Noch nie ist es mir so schwergefallen wie jetzt, die richtigen Worte zum Einstieg in meinen Sessionsbrief zu finden. Die Zuversicht, dass die schwerste Zeit der Coronapandemie hinter uns ist und wir mit dem Frühling in eine neue Normalität gehen können, wurde durch den Alptraum des Angriffs und des Krieges von Putin in der Ukraine jäh zerstört. Schlimmste Szenarien werden Wirklichkeit, der souveräne Staat Ukraine in einen brutalen Krieg verwickelt. Die schrecklichen Folgen der Zerstörung, riesiges menschliches Leid und unerträgliche Menschenrechtsverletzungen verfolgen uns in nächster Nähe. Zugleich bin ich beeindruckt von der grossen Solidarität und Hilfsbereitschaft unserer Bevölkerung.

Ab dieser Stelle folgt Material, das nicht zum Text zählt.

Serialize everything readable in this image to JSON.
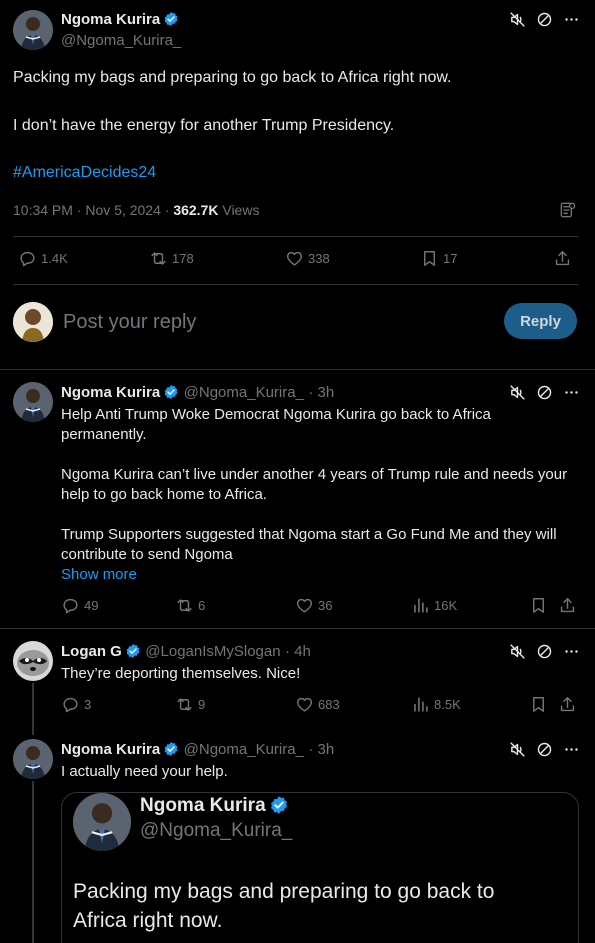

Begonnen hatte die Session mit einer kurzfristig angesetzten Diskussion zu einer Erklärung der Staatspolitischen Kommission, dass sich die Schweiz den EU-Sanktionen anschliessen solle. Der Bundesrat hatte es knapp geschafft, die Glaubwürdigkeit der Schweiz nicht aufs Spiel zu setzen und am 28. Februar in einer Sondersitzung ebendas entschieden. Der Krieg in der Ukraine beschäftigt mich, beschäftigt uns alle sehr stark. Wir liessen uns in zwei Fraktionssitzung von profunden Kenner:innen informieren und diskutierten viel. Die Schilderungen des Schweizer Botschafters in der Ukraine, Claude Wild, der kurz zuvor in die Schweiz zurückgeholt wurde, waren eindrücklich. Wir beschäftigten uns «mit dem System Putin», der Aufnahme Geflüchteter, der Energieversorgung, den Sanktionen und Verteidigungsfragen. Unter die Haut ging das Ukraine-Forum, eine Veranstaltung mit Gästen und Berichten aus der Ukraine.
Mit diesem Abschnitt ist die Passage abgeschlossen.